There are a lot of hashtags flying around for the Pope visit, but my favorite is definitely #popenstreets. A delightful portmanteau of "Pope" and "Open Streets," it highlights a significant undercurrent of excitement that many Philadelphians are feeling about Pope Francis' visit - excitement that has little to do with religious fervor.
While the complaints about the road closures associated with the Pope's visit to Philadelphia have been numerous, I've mostly heard a different story from my friends, colleagues, and the Facebook group I manage, Women Bike PHL. Instead of complaining, some of us are positively gleeful about the prospect of pedaling - or walking, jogging, skateboarding or even dancing - through streets free of the usual cars, buses, taxis and trucks.
As early as Wednesday night, I pedaled home down the Fairmount Avenue bike lane fully conscious of the lack of parked cars on my right hand side. Unfortunately, I'm usually constantly watching out so I don't get "doored" on this and other similar streets. To be able to ride without that anxiety was glorious.
The much-talked-about Pope Ride tomorrow morning is probably the best example of this #popenstreets energy. But you don't have to be on a bicycle to find it magical. Just to be able to stand in the middle of the street and take a photograph of City Hall from a new angle is exciting. To be able to walk around, talking to my mom on the phone, without getting interrupted by a driver cutting me off in the crosswalk where I have the right of way. To be able to navigate streets without feeling like you're in a game of Frogger….what a concept
It's not a new concept, in Philly or elsewhere. We have a vibrant tradition of small-scale, and even some large-scale, street closures. We are a city of block parties upon block parties upon block parties, and we are proud of that. We shut down one of our biggest streets for the Broad Street Run, we shut down streets for Diner en Blanc, we shut down streets for the Food Trust's wildly popular Night Markets. All of these events, I would hazard to guess, entice people to come out partially for the running, the food, the white outfits - and partially because it's fun to be out in the street.

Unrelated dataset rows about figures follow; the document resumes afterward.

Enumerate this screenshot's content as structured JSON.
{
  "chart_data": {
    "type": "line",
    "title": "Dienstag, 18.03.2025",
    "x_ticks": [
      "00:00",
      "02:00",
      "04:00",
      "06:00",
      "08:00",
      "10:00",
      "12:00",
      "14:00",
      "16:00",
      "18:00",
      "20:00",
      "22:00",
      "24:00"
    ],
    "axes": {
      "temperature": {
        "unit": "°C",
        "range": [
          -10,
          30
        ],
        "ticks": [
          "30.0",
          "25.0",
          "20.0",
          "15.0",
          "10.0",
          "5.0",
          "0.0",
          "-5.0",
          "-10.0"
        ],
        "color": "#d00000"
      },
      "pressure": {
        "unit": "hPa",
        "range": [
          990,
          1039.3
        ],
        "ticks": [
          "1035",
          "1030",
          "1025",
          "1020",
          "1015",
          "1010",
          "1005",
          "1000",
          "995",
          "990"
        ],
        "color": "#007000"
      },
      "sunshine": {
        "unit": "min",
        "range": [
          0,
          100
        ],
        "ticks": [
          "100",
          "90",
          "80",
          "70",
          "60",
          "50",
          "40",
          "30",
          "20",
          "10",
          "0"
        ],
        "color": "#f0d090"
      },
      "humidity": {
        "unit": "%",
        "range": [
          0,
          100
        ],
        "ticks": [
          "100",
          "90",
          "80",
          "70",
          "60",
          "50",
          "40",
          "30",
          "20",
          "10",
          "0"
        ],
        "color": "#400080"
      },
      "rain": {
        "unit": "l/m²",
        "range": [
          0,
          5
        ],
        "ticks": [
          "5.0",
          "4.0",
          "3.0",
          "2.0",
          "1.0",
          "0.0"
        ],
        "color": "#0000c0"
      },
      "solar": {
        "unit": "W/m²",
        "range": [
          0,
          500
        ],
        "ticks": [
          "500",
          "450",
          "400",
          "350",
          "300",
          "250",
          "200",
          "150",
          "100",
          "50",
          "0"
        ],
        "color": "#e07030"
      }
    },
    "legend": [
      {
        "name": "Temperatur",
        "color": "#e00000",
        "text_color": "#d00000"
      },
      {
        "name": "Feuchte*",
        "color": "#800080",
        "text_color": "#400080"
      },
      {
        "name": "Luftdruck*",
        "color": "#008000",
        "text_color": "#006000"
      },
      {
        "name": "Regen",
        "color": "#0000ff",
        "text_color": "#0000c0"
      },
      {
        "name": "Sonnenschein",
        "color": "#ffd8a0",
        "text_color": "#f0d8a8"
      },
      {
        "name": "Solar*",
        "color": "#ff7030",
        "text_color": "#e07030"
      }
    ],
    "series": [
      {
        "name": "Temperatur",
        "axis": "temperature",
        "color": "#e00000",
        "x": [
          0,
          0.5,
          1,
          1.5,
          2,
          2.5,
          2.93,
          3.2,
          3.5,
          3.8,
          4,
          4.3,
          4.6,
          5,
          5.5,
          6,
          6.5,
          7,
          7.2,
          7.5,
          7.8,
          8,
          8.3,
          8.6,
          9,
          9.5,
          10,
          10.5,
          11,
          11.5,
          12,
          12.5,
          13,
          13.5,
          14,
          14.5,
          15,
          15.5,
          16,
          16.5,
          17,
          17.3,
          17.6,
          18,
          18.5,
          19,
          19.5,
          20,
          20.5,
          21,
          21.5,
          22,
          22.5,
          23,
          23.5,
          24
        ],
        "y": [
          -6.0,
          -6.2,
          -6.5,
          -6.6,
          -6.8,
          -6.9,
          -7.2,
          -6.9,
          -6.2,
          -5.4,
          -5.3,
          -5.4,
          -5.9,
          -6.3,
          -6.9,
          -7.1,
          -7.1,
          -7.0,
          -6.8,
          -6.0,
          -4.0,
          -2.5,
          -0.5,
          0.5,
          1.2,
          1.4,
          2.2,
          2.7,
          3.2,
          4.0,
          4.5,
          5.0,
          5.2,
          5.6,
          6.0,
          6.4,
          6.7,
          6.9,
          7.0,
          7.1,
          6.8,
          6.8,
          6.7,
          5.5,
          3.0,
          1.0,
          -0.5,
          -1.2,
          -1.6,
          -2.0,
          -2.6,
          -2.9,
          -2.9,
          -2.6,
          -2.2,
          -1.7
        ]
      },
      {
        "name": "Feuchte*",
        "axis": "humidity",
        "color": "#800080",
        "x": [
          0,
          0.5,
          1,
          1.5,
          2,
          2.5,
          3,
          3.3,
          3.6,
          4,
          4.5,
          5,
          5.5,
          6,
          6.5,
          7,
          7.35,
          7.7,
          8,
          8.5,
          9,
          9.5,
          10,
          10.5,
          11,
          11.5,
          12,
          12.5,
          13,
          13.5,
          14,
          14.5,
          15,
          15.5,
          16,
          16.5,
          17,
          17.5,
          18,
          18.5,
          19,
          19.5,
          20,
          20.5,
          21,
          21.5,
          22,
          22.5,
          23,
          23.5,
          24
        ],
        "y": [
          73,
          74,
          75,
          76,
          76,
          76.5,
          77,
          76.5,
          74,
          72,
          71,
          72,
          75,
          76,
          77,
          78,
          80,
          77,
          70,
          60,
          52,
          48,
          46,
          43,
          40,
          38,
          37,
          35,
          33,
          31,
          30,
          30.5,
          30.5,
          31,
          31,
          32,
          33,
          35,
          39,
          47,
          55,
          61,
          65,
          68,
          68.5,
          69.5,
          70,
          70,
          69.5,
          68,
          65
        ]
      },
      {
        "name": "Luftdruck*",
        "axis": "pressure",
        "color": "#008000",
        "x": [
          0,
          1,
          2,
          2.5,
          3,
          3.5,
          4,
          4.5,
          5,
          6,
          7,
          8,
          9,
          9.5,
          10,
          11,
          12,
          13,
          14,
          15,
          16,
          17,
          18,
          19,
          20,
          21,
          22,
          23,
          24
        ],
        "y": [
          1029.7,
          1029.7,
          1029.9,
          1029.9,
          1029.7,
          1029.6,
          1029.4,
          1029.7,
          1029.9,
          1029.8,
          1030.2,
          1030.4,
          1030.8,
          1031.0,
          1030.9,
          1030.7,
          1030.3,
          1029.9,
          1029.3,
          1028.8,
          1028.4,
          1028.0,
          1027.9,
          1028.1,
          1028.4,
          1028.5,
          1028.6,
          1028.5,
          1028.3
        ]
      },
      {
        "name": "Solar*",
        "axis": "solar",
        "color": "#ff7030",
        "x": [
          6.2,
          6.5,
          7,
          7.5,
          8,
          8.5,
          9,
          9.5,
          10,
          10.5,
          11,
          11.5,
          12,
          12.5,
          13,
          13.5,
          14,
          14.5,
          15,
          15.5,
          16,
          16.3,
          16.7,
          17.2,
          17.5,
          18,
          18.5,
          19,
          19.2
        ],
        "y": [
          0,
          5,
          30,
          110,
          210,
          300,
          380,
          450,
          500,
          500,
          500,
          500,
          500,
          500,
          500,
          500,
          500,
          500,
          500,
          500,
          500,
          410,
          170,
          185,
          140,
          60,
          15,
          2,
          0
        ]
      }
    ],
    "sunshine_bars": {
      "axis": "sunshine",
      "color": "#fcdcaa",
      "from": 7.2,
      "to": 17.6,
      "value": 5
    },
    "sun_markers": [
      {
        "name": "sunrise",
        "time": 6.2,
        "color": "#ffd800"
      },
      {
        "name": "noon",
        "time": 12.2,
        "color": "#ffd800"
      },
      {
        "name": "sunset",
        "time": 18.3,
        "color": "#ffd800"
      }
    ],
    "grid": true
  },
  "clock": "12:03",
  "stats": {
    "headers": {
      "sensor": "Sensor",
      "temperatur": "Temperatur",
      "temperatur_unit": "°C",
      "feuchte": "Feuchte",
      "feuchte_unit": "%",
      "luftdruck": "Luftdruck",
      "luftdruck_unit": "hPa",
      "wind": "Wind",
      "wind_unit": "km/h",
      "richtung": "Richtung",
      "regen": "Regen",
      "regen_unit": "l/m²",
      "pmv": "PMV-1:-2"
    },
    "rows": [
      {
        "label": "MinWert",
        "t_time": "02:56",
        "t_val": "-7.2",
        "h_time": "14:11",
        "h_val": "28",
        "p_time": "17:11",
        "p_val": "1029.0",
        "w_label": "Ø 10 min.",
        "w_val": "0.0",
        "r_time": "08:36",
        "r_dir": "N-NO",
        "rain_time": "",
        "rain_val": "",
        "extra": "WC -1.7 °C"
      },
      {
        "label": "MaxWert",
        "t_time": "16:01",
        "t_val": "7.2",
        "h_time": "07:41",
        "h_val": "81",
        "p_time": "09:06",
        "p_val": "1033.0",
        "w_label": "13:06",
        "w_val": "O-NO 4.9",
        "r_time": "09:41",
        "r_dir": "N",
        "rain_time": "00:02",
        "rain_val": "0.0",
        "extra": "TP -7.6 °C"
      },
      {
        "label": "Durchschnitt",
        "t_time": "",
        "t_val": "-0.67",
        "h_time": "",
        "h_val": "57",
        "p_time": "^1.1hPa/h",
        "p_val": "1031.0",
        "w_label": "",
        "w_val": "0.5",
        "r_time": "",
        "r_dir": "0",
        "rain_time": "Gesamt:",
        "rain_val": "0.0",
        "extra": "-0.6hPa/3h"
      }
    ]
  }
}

Why shouldn't we combine this large-scale #popenstreets enthusiasm with our city's rich history of blocking off our individual blocks for cookouts, and take it to the next level? Let's have regularly-scheduled Open Streets events in Philadelphia - not just for Broad Street Runners, or Diner-En-Blanc lottery winners, or the residents of a few blocks, or Catholic pilgrims, but for all of us.
If you haven't heard of Open Streets before, it's a pretty simple concept: Temporarily close a street to motor vehicle traffic and open it to everything else. Provide some programming - maybe Zumba, yoga or vendors. Then watch how it can strengthen community ties, connect us in new ways, and just provide some much-needed breathing room to a big city's inhabitants.
As the Open Streets Initiative's mission statement notes: "With more than 100 documented initiatives in North America, open streets are increasingly common in cities seeking innovative ways to achieve environmental, social, economic, and public health goals."
New York does it. Los Angeles does it. Philly can do it too. Maybe #popenstreets can point us in the right direction? Let's not let the party stop when the Pope leaves town.